Lei sancionada há um ano em Natal unifica regras para Zonas de Proteção Ambiental, buscando conciliar desenvolvimento e preservação. Setor da construção civil elogia maior segurança jurídica.

Lei completa um ano em Natal unificando regras ambientais

Há um ano, a Prefeitura de Natal sancionou a Lei Complementar nº 261/2025, que regulamenta as Zonas de Proteção Ambiental (ZPAs) da capital potiguar. A legislação estabelece normas para ocupação do solo e preservação ambiental em áreas sensíveis, definindo regras para oito ZPAs, incluindo regiões como Ponta Negra, o manguezal do Potengi e o entorno do Forte dos Reis Magos. O objetivo é conciliar o desenvolvimento urbano com a proteção dos ecossistemas locais.

Publicada no Diário Oficial do Município em 4 de julho de 2025, a lei unifica as normas urbanísticas e ambientais das ZPAs 1, 3, 4, 5, 7, 8, 9 e 10. Uma das alterações significativas ocorreu na ZPA 5, em Ponta Negra, onde uma área anteriormente restrita a construções agora permite edificações de baixo impacto. O Morro do Careca e o Parque das Dunas, no entanto, permanecem sob proteção integral.

## Um ano de regulamentação

Thiago Mesquita, secretário de Meio Ambiente e Urbanismo de Natal (Semurb), avalia o primeiro ano da lei como positivo. Ele destaca que a atualização de normas defasadas, em conformidade com o Código Florestal de 2012, o Plano Diretor de Natal de 2022 e o Código de Obras e Edificações de 2024, foi essencial. A padronização das ZPAs e a regulamentação permitiram um controle mais eficaz por parte da Semurb e do Conselho de Planejamento Urbano e Meio Ambiente através do licenciamento.

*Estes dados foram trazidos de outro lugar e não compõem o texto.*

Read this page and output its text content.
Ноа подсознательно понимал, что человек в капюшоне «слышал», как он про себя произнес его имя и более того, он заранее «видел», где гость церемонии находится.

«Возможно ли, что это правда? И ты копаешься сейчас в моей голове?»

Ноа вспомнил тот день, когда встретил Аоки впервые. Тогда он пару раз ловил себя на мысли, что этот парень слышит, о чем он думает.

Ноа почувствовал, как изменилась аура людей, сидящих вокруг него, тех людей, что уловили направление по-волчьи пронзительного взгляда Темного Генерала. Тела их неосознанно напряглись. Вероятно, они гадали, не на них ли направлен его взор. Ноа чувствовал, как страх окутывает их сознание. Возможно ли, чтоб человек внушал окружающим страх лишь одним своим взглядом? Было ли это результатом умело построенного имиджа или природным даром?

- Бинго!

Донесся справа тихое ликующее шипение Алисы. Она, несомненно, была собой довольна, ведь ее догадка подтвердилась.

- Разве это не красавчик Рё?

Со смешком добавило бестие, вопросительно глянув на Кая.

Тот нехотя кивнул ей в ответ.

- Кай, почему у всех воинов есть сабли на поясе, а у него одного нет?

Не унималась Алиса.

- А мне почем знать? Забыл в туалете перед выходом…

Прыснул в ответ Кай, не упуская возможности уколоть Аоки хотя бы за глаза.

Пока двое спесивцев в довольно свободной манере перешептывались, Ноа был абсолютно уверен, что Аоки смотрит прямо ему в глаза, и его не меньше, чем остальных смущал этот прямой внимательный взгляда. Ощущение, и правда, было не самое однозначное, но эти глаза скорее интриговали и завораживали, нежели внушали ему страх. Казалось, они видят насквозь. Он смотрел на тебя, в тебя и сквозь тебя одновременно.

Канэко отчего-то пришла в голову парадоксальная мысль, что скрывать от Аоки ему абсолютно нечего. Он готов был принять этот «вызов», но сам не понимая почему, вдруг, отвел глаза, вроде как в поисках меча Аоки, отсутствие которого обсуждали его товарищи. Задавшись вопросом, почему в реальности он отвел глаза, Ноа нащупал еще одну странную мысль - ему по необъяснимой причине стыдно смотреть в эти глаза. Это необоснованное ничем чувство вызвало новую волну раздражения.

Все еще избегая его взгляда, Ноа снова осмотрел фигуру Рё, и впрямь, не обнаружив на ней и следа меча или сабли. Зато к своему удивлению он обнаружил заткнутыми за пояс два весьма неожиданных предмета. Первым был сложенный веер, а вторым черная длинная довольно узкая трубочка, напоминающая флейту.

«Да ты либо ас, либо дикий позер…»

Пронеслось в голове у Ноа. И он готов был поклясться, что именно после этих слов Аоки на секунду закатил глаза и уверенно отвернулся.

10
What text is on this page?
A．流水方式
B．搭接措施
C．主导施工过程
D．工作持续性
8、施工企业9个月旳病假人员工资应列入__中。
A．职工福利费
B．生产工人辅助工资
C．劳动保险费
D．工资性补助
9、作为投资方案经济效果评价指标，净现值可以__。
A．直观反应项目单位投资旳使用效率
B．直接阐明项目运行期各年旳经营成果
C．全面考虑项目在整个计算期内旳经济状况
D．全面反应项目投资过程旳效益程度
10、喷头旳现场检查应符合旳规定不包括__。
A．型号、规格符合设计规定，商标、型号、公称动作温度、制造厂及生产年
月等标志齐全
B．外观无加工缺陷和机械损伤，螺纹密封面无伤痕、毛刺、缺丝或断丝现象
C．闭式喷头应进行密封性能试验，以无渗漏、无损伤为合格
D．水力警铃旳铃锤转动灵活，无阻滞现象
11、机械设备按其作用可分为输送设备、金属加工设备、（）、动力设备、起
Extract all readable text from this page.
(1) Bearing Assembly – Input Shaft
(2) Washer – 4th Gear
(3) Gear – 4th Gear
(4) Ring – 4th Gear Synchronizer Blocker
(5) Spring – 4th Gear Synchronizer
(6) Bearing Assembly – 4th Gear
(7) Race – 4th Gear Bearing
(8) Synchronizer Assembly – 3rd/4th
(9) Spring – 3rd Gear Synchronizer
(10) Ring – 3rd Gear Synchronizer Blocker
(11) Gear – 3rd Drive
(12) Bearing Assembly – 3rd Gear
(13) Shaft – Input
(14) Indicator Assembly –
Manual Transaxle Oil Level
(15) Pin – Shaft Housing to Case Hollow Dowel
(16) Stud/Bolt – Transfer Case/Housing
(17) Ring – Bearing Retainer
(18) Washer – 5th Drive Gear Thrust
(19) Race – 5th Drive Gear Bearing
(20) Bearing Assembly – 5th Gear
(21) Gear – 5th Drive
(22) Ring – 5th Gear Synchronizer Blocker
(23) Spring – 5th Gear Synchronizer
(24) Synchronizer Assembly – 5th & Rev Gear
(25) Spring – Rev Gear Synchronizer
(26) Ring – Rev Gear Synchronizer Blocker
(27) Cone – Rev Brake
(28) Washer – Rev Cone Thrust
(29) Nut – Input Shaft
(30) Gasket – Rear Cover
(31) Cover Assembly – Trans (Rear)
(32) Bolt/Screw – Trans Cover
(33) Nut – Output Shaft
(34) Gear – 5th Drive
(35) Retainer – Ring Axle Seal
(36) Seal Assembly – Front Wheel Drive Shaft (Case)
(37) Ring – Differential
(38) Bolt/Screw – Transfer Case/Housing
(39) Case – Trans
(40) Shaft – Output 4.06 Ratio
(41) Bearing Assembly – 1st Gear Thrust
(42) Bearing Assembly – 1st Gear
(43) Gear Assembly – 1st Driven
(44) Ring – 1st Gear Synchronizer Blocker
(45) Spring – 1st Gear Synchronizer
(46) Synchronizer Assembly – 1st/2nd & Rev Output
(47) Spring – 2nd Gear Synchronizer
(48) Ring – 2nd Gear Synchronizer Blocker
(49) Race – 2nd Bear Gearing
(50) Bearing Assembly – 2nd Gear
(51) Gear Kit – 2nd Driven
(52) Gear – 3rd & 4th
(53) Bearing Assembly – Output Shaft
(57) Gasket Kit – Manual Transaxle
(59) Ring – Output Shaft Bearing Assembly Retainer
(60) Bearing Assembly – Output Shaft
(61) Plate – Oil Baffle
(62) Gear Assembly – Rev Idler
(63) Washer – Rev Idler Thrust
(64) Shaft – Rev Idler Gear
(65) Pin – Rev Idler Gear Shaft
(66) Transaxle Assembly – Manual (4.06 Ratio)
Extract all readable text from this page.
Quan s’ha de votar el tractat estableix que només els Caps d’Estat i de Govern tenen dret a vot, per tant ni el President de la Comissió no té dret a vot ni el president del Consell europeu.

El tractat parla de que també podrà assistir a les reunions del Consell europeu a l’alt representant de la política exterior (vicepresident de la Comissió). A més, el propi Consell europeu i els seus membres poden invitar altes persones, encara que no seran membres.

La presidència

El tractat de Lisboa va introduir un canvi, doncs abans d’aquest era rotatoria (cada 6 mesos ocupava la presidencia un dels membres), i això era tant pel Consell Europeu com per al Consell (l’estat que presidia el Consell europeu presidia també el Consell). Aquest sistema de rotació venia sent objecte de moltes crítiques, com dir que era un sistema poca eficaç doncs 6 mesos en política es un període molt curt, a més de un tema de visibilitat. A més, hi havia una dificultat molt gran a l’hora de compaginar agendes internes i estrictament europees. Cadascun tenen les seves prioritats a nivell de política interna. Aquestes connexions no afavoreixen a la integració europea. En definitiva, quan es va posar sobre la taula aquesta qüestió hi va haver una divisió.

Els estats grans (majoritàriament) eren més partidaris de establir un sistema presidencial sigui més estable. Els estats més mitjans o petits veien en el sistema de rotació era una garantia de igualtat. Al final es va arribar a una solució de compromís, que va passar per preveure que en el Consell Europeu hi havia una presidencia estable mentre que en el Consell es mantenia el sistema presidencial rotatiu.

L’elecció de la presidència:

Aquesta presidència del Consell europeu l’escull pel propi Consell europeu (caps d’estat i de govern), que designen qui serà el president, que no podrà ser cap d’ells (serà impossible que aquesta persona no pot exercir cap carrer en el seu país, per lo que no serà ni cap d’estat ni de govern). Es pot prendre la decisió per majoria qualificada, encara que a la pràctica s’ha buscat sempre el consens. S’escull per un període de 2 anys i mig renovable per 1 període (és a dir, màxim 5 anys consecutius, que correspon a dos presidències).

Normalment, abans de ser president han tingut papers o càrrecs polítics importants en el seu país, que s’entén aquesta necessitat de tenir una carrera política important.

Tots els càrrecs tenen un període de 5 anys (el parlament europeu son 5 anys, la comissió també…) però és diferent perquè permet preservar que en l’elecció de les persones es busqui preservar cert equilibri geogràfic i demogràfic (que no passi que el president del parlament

A legislação define usos permitidos e proibidos em cada ZPA, divididas em três subzonas: conservação, preservação e uso restrito. A meta é consolidar regras para a preservação ambiental e a urbanização sustentável, buscando um equilíbrio entre o uso do solo e o desenvolvimento socioeconômico.

## Segurança jurídica para o setor imobiliário

O Sindicato da Indústria da Construção Civil do RN (Sinduscon-RN) também vê a regulamentação das ZPAs como um avanço importante. Sérgio Azevedo, presidente da entidade, afirma que a lei trouxe mais segurança jurídica e eficiência aos processos de licenciamento ambiental de obras. Segundo ele, um cenário de incerteza foi substituído por regras claras e critérios técnicos objetivos, algo que faltava há décadas.

A previsibilidade gerada pela lei permite uma análise mais clara para projetos imobiliários, estabelecendo parâmetros para compatibilizar preservação e desenvolvimento sem flexibilizar a proteção ambiental. Hugo Medeiros, vice-presidente de Política Ambiental do Sinduscon-RN, ressalta que a falta de regulamentação anterior inibia investimentos regulares e favorecia a ocupação irregular de áreas.

Diogenes Neto, coordenador da Comissão de Meio Ambiente do Sinduscon-RN, complementa que a previsibilidade é o principal impacto percebido, permitindo que empreendedores avaliem a viabilidade de projetos previamente.